Will a CFA help me with my job prospects given my background?

Have a BSc and MSc in Operations Research from Columbia Univeristy, mid 3.3-3.4 undergrad GPA, 3.8 graduate GPA. My majors were veyr quantitative with heavy coursework in math, econ, finance, and comp sci. I have 1.5 years of full time work experience, the first at a fund of hedge funds, and now I’m working at a commercial bank with credit analysis as one of my main responsibilities. I’m looking ideally to get into investment/asset management/equity research. I was never a great programmer and my programming skills have deteriorated considerably to the point where I’d have to relearn since I’ve never used it outisde of college. I’m taking the CFA level 1 exam in June and hoping this will be that extra boost to get me into investment management.

CFA can’t hurt in your case, but I guess the question is whether it will help enough to justify all the time and work that goes into it.

For me, I had a non-finance background, so the CFA helped a lot in terms of convincing people I know something about financial matters. Your operations research stuff should help, and Columbia is a name brand university.

If you want to do credit analysis, I suspect that is good. People love to talk about equities, but there are probably more opportunities in fixed income. It’s a larger market and lots of organizations are trying to do asset-liability management, which is a place where fixed income is more important.

Your question was “will a CFA help”. That answer is yes. of course it won’t hurt you. But similar to buying a 2nd lottery ticket, you may have increased your chances of winning the jackpot, but overall, your chances are still very unlikely.

technically , your fund of funds is an asset management shop, but of course what you mean is being on the ground actually picking the securites and investments.

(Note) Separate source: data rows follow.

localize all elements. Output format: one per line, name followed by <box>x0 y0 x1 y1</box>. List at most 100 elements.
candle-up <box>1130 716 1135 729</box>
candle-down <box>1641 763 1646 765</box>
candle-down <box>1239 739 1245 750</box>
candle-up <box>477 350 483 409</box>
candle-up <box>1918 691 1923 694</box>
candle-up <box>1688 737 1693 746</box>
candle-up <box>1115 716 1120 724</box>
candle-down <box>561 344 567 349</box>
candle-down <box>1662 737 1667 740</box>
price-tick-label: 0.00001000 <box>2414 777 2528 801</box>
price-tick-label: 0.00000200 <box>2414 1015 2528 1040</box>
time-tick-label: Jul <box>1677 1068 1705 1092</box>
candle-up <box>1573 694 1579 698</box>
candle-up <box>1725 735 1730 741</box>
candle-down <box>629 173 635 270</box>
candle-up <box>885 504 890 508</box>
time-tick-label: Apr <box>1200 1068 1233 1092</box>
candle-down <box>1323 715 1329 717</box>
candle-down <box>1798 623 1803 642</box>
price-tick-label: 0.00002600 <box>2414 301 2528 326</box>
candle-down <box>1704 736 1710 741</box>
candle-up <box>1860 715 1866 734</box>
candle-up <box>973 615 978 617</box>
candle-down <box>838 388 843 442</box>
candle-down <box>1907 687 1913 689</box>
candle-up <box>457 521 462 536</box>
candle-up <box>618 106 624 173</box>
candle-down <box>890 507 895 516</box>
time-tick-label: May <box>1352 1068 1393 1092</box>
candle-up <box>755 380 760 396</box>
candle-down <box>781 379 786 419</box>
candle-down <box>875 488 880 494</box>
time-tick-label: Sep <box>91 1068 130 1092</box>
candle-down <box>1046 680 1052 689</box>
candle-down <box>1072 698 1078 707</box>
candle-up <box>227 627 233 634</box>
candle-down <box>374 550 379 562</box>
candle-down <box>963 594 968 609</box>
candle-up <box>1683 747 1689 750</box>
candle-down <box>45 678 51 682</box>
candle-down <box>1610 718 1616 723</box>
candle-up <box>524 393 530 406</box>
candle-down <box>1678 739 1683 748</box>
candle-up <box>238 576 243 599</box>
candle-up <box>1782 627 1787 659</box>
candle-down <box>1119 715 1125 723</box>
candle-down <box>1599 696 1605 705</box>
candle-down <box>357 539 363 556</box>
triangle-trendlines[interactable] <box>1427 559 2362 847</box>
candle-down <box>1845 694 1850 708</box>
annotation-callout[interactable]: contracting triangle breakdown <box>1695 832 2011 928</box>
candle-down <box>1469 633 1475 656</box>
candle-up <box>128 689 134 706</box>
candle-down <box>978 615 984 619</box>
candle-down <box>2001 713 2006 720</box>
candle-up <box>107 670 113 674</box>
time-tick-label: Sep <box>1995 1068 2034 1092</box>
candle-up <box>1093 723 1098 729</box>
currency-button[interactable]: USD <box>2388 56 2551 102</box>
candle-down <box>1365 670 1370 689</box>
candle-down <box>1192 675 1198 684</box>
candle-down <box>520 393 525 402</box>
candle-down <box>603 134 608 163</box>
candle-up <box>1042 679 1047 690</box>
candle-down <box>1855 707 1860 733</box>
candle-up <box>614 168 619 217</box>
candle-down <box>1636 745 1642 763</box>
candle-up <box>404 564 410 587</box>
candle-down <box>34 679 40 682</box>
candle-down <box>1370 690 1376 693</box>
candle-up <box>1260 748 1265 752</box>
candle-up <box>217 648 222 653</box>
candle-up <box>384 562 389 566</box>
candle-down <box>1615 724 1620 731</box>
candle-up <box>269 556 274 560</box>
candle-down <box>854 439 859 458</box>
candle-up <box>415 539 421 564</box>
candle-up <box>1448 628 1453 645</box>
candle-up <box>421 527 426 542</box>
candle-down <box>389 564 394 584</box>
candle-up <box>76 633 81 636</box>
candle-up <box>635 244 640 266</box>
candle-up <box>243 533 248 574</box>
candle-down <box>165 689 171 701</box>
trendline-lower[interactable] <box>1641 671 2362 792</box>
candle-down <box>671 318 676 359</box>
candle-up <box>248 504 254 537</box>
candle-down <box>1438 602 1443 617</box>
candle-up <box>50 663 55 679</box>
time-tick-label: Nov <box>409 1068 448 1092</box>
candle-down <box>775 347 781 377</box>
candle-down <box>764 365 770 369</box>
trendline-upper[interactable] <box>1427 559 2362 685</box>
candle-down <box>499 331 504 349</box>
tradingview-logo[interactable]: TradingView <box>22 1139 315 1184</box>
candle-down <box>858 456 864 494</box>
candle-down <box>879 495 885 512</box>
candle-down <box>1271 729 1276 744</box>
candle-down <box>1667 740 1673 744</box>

Realistically, it’s very tough for you since there is very little transferrable skills from what you do now into equity research. Asset management, you may have some transferable skills if you deal with credit.

^ despite all this, there are peeps who have studied classic greek , have no cfa and are investment managers…u see them being interviewd on bloomberg sometimes :slight_smile:

^ Of course there are. Just as there are people who win the $500MM powerball.

most of those people were recruiting right out of their school, are connected with the right people, graduated during a stellar time of hiring, or some combination thereof. You have to look at his scenario now in today’s atrocious finance job market. agree?

Remember that iteracom is not our resident optimist here. His standard response to “will X help me get a job” is “your chances are slim-to-none.”

Often times he’s right, but I think you have a better chance than most, realtalk.

If you are an operations research person, you’d probably be more suited to going the quantitative investing and algorithmic trading route, rather than the equity research route. You also sound like someone who probably should be targeting credit analysis or interest rate analysis or even FX over equities unless you just can’t imagine yourself doing that. If you are going to target equity research, then make sure you can do the accounting part of suff correctly. CFA can help with that somewhat, though it’s only a start.

We just hired a quant guy who was previously in operations research. So yes, a lot of the work is transferable. I would encourage you to look beyond “investment management” as a possible career path. There are many kinds of careers in finance that are equally desireable (from objective measures anyway). Many of these will use more of your quantitative skills than asset management.